Патриция хорохорится, но я вижу, что и она не в своей тарелке. Укороченный шаг, зажатые плечи, опущенная голова – так, на цыпочках, проходят слуги мимо барского застолья. А в ресторане, каковой нам приходится пересечь, и вправду пир горой. Дух жаровни, языки пламени, дым, уходящий в черный зев вытяжки. Трудно не остановиться, не заказать коричнево-розового мяса на шампуре, но у нас все с собой, в корзине, мы минуем второй круг искушений – столики на террасе под голубыми тентами, хлопающими на ветру, где белые люди переходят к фруктам, к мороженому, к отличному калифорнийскому вину, – и наконец оказываемся на океанском пляже.

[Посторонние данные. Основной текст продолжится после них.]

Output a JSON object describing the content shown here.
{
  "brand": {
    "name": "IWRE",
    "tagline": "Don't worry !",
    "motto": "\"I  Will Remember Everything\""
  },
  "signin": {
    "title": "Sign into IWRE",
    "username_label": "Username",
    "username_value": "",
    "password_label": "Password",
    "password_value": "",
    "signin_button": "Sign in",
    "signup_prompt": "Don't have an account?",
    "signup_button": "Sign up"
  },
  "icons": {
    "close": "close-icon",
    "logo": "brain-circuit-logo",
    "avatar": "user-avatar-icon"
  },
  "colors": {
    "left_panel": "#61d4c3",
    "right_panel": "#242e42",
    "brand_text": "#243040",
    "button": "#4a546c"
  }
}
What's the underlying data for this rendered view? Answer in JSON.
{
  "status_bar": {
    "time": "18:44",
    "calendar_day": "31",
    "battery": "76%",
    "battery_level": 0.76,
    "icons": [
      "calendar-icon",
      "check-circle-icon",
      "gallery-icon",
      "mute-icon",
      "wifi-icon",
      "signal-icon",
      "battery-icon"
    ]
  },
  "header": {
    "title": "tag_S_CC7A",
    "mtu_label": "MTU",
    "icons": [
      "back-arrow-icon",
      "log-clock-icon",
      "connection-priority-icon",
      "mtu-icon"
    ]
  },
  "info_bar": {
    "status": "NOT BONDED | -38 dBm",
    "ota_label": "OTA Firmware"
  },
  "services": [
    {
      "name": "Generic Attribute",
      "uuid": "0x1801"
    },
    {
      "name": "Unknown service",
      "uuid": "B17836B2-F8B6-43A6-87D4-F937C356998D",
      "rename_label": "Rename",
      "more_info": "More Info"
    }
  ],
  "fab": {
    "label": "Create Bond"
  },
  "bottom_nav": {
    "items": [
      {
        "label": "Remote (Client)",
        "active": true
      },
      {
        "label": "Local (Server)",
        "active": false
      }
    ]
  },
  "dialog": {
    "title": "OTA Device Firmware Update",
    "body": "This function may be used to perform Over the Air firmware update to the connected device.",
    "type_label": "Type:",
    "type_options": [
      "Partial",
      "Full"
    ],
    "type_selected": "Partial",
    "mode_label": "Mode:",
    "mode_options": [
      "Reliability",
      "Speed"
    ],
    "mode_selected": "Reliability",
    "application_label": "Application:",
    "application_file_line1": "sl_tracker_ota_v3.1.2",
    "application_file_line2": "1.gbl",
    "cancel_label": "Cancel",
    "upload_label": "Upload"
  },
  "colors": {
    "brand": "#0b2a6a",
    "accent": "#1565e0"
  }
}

Это первая моя встреча с океаном. Мне хочется, чтобы он отличался от моря и я тут же нахожу это отличие. У него протяжней дыхание. У него в десятки раз длинней волна, и зрелище этих рождающихся, долго набирающих силу и бегущих к берегу волн, завораживает. Это как раз те самые волны, на которых можно кататься. Вон они, серфингисты, со своими досками – серфами. Все в резиновых костюмах – в воде холодно. Но не потому, что поздняя осень. Летом вода здесь ненамного теплее. Такая вот особенность здешнего климата. Горячий воздух и холодная вода. Ее приносит сюда холодное течение, зарождающееся у берегов Аляски. Так что купаться здесь все равно, что в Финском заливе. Без резиновых костюмов только мальчишки. Эти не мерзнут. Такое у них время жизни. Накатывает длинная гряда волны – серфингисты вскакивают на свои доски и катятся наискосок вниз по ее бегущему склону, опережая плещущий рядом пенистый гребень, пока тот не настигнет их, накрыв с головой.

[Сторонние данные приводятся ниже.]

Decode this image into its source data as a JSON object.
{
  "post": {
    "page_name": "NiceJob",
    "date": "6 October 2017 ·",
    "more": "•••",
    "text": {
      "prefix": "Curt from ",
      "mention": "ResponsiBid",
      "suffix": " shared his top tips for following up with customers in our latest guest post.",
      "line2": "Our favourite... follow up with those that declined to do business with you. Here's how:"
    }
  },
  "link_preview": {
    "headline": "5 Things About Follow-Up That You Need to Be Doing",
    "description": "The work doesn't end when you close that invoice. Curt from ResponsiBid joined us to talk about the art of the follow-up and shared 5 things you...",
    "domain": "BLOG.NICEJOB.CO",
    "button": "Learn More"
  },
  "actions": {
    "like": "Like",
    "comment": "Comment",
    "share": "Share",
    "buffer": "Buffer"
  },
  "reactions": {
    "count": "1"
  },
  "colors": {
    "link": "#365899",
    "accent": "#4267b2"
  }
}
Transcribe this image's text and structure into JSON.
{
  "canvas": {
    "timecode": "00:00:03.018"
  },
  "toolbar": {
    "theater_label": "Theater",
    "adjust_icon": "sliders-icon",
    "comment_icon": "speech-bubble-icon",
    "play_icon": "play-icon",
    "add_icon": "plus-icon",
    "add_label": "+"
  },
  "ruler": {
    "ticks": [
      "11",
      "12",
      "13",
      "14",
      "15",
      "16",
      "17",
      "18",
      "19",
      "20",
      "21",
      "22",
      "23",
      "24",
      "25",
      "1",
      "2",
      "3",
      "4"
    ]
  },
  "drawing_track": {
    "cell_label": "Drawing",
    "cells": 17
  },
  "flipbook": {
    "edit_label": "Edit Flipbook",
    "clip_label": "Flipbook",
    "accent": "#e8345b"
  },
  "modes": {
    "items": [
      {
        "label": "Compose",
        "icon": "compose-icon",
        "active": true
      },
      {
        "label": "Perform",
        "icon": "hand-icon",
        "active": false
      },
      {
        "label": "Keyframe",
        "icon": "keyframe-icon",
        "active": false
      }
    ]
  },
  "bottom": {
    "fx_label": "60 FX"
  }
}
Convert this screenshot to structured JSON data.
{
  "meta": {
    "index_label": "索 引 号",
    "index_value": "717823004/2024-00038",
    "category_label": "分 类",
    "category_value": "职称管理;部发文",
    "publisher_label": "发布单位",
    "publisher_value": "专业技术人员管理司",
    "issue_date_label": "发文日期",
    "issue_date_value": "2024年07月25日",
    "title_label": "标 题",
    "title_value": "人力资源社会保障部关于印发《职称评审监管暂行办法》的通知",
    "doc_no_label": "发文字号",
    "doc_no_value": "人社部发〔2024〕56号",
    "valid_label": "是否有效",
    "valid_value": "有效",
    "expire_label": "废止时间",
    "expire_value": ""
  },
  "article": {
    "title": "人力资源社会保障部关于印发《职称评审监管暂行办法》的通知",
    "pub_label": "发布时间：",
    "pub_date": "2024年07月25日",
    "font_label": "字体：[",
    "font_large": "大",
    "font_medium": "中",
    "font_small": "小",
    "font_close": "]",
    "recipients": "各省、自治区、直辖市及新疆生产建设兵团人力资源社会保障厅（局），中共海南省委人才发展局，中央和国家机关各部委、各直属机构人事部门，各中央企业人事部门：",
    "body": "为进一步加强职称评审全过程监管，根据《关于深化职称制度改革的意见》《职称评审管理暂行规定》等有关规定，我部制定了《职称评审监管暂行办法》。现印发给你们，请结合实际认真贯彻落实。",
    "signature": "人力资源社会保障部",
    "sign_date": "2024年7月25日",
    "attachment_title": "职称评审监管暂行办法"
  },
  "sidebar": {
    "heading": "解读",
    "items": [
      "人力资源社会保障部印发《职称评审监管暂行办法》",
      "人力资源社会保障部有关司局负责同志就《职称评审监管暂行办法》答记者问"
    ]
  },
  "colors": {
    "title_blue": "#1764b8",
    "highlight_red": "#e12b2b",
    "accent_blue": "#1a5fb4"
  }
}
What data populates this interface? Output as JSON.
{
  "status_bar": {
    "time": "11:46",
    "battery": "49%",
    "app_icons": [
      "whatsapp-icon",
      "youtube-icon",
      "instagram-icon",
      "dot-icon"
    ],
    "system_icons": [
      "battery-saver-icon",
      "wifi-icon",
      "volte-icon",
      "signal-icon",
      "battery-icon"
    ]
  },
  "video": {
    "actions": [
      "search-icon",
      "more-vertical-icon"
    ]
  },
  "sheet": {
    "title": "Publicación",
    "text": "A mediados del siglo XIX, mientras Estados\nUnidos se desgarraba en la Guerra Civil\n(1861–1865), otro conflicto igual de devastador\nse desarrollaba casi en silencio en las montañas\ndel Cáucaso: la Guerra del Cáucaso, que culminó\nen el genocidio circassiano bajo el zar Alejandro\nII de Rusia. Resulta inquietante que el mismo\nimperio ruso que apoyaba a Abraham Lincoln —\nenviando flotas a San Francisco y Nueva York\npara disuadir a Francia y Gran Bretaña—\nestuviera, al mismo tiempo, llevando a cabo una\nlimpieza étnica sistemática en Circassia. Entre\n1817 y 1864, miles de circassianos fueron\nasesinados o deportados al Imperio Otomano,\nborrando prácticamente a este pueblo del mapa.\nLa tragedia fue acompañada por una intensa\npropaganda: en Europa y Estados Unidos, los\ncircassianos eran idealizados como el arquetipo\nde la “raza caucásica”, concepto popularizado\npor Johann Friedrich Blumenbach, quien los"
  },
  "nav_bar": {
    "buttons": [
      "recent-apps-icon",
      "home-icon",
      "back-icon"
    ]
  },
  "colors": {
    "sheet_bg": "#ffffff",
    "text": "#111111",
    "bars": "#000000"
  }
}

Длинное дыхание водного простора возвращает мне уверенность и бодрость, и пока Патриция, расположившись на песке, малюет акварельку в альбомчике, я, скинув кроссовки и футболку, пускаюсь в разминочный бег вдоль уреза воды. Я уже несколько лет как бросил бегать. Зачем было преодолевать сопротивление жизни, если она того не стоила. Другое дело – теперь. Вперед, Peter, ты еще будешь счастлив! Бежать легко, в ногах осталась память бега, дыхание у меня поставлено – это от тенниса – я еще молод, я могу бежать и бежать, четыре шага вдох, четыре выдох, я легко обхожу других бегущих, мне хочется даже подпрыгнуть, но я сдерживаюсь, не то ветер подхватит меня и понесет неведомо куда...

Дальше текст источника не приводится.